Undergoing a pay equity analysis can help you correct inequitable (and often illegal) imbalances in employee pay. Its main focus is to separate the good reasons you might be paying an employee more (skill, education, experience, performance, seniority, etc.) from the bad ones: age discrimination, sex discrimination, race discrimination and different-ability discrimination. It doesn’t matter if the discrimination is overt and intentional, or, more commonly, entrenched and unconscious. When a pay equity analysis is well done, it will identify any pay gaps that shouldn’t be there.
In our 4 part series, We All Count is going to walk you through just how your company might go about it. The process we share is applicable to a gender pay equity analysis, a race pay equity analysis, and an intersectional pay equity analysis.
Part One: Gather Your Materials
To do a good pay equity analysis you need three datasets.
Dataset #1: Individual wage/salary
Administrative and HR data that records each team member’s hourly wage or salary, and bonuses. This data will give us a clear picture of what each employee makes. You almost certainly have this on a spreadsheet somewhere already.

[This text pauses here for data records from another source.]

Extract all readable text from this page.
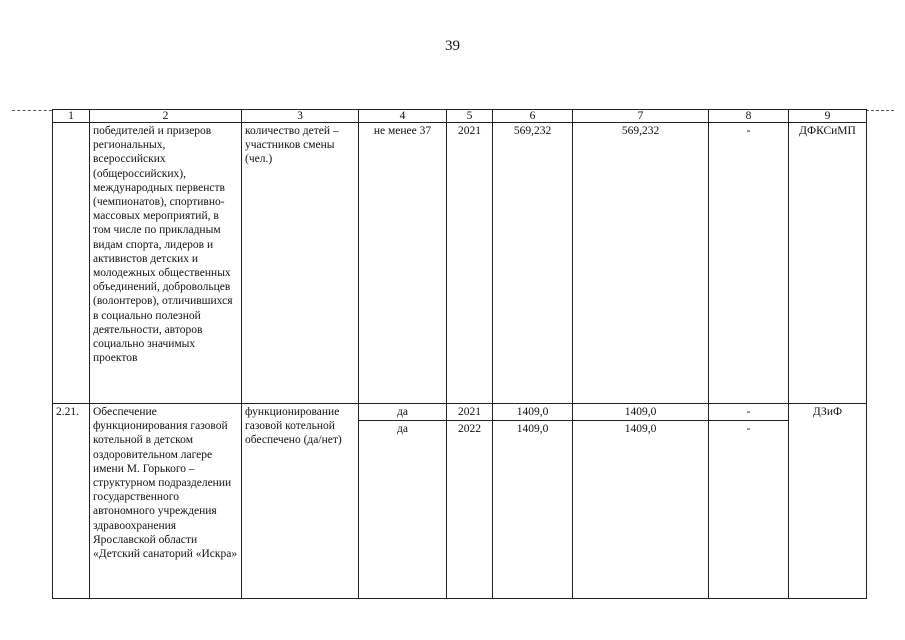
39
1	2	3	4	5	6	7	8	9
	победителей и призеров региональных, всероссийских (общероссийских), международных первенств (чемпионатов), спортивно-массовых мероприятий, в том числе по прикладным видам спорта, лидеров и активистов детских и молодежных общественных объединений, добровольцев (волонтеров), отличившихся в социально полезной деятельности, авторов социально значимых проектов	количество детей – участников смены (чел.)	не менее 37	2021	569,232	569,232	-	ДФКСиМП
2.21.	Обеспечение функционирования газовой котельной в детском оздоровительном лагере имени М. Горького – структурном подразделении государственного автономного учреждения здравоохранения Ярославской области «Детский санаторий «Искра»	функционирование газовой котельной обеспечено (да/нет)	да	2021	1409,0	1409,0	-	ДЗиФ
			да	2022	1409,0	1409,0	-	
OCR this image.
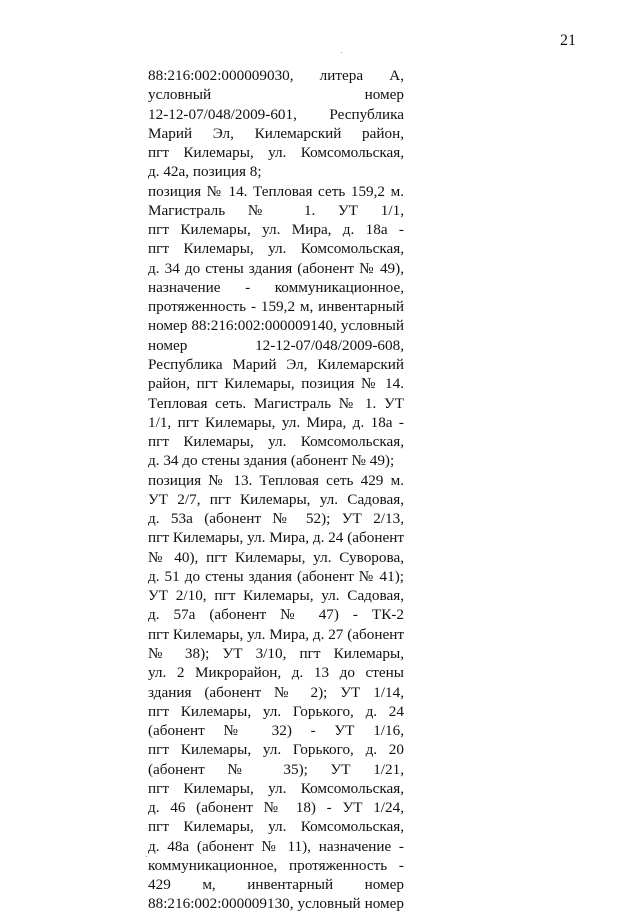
21
88:216:002:000009030, литера А,
условный номер
12-12-07/048/2009-601, Республика
Марий Эл, Килемарский район,
пгт Килемары, ул. Комсомольская,
д. 42а, позиция 8;
позиция № 14. Тепловая сеть 159,2 м.
Магистраль № 1. УТ 1/1,
пгт Килемары, ул. Мира, д. 18а -
пгт Килемары, ул. Комсомольская,
д. 34 до стены здания (абонент № 49),
назначение - коммуникационное,
протяженность - 159,2 м, инвентарный
номер 88:216:002:000009140, условный
номер 12-12-07/048/2009-608,
Республика Марий Эл, Килемарский
район, пгт Килемары, позиция № 14.
Тепловая сеть. Магистраль № 1. УТ
1/1, пгт Килемары, ул. Мира, д. 18а -
пгт Килемары, ул. Комсомольская,
д. 34 до стены здания (абонент № 49);
позиция № 13. Тепловая сеть 429 м.
УТ 2/7, пгт Килемары, ул. Садовая,
д. 53а (абонент № 52); УТ 2/13,
пгт Килемары, ул. Мира, д. 24 (абонент
№ 40), пгт Килемары, ул. Суворова,
д. 51 до стены здания (абонент № 41);
УТ 2/10, пгт Килемары, ул. Садовая,
д. 57а (абонент № 47) - ТК-2
пгт Килемары, ул. Мира, д. 27 (абонент
№ 38); УТ 3/10, пгт Килемары,
ул. 2 Микрорайон, д. 13 до стены
здания (абонент № 2); УТ 1/14,
пгт Килемары, ул. Горького, д. 24
(абонент № 32) - УТ 1/16,
пгт Килемары, ул. Горького, д. 20
(абонент № 35); УТ 1/21,
пгт Килемары, ул. Комсомольская,
д. 46 (абонент № 18) - УТ 1/24,
пгт Килемары, ул. Комсомольская,
д. 48а (абонент № 11), назначение -
коммуникационное, протяженность -
429 м, инвентарный номер
88:216:002:000009130, условный номер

Dataset #2: Job titles/positions
Administrative and HR data that records each team member’s job title, department, and, if possible, recent promotions. If your organization has multiple locations, a record of where they work is good too since different sites can legally have different local pay scales. This is another dataset you can assemble yourself, although it can get tricky if you have bad ‘job title hygiene’ where you have lots of different roles and responsibilities that overlap which also vary in pay. Do your best to tidy up this dataset, but don’t worry, this is an area where your pay equity analysts can help. This data will be used to create the job categories that will get compared. We need to identify ‘equal work’ in order to check for ‘equal pay’.

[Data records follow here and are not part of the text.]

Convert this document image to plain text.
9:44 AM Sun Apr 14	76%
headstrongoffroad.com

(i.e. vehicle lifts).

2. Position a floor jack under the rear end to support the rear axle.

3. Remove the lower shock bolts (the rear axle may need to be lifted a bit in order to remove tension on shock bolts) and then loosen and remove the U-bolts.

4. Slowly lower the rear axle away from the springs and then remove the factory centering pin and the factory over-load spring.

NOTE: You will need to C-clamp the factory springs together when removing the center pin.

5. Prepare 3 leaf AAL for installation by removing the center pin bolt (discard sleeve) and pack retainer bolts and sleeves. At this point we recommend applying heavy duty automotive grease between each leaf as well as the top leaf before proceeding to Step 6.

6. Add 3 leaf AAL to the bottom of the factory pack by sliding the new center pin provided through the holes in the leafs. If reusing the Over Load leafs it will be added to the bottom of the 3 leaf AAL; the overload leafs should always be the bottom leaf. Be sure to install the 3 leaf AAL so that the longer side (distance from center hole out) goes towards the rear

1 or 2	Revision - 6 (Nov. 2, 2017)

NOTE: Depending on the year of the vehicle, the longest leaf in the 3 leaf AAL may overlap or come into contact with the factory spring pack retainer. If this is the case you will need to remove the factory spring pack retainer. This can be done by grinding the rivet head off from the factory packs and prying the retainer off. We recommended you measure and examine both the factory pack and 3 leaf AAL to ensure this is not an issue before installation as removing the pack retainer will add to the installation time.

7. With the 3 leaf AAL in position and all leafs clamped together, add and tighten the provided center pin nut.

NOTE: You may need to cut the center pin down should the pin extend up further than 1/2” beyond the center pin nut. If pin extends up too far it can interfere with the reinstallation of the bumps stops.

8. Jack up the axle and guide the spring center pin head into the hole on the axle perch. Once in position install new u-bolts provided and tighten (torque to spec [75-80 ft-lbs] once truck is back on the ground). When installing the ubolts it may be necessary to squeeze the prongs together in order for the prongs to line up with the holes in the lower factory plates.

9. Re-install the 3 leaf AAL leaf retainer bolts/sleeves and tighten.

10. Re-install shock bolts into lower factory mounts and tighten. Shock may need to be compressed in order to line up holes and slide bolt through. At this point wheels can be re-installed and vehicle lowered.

Dataset #3: Relevant Social Identities
This is where you should have a company from outside yours collect this data. There are privacy and confidentiality issues and we’ve found that employees are more comfortable and trusting sharing sensitive identity information with people they don’t also work with or for.
If you are only trying to address gender pay inequality, you could only collect that information, but it’s almost always a good idea to look at all of the relevant legally protected social identities (race, age, ability status, religion, gender orientation) as well as any other equity you care about (immigration status, sexual orientation, indigenous status, etc.). By collecting more than one identity factor, you can do an ‘intersectional’ analysis looking at whole people instead of one piece of them at a time (more on that later). It’s not only more fair, it’s much more efficient to do one good pay equity analysis than many incomplete ones over time.
Once you’re armed with this information, you can move on to the next phase of a pay equity analysis!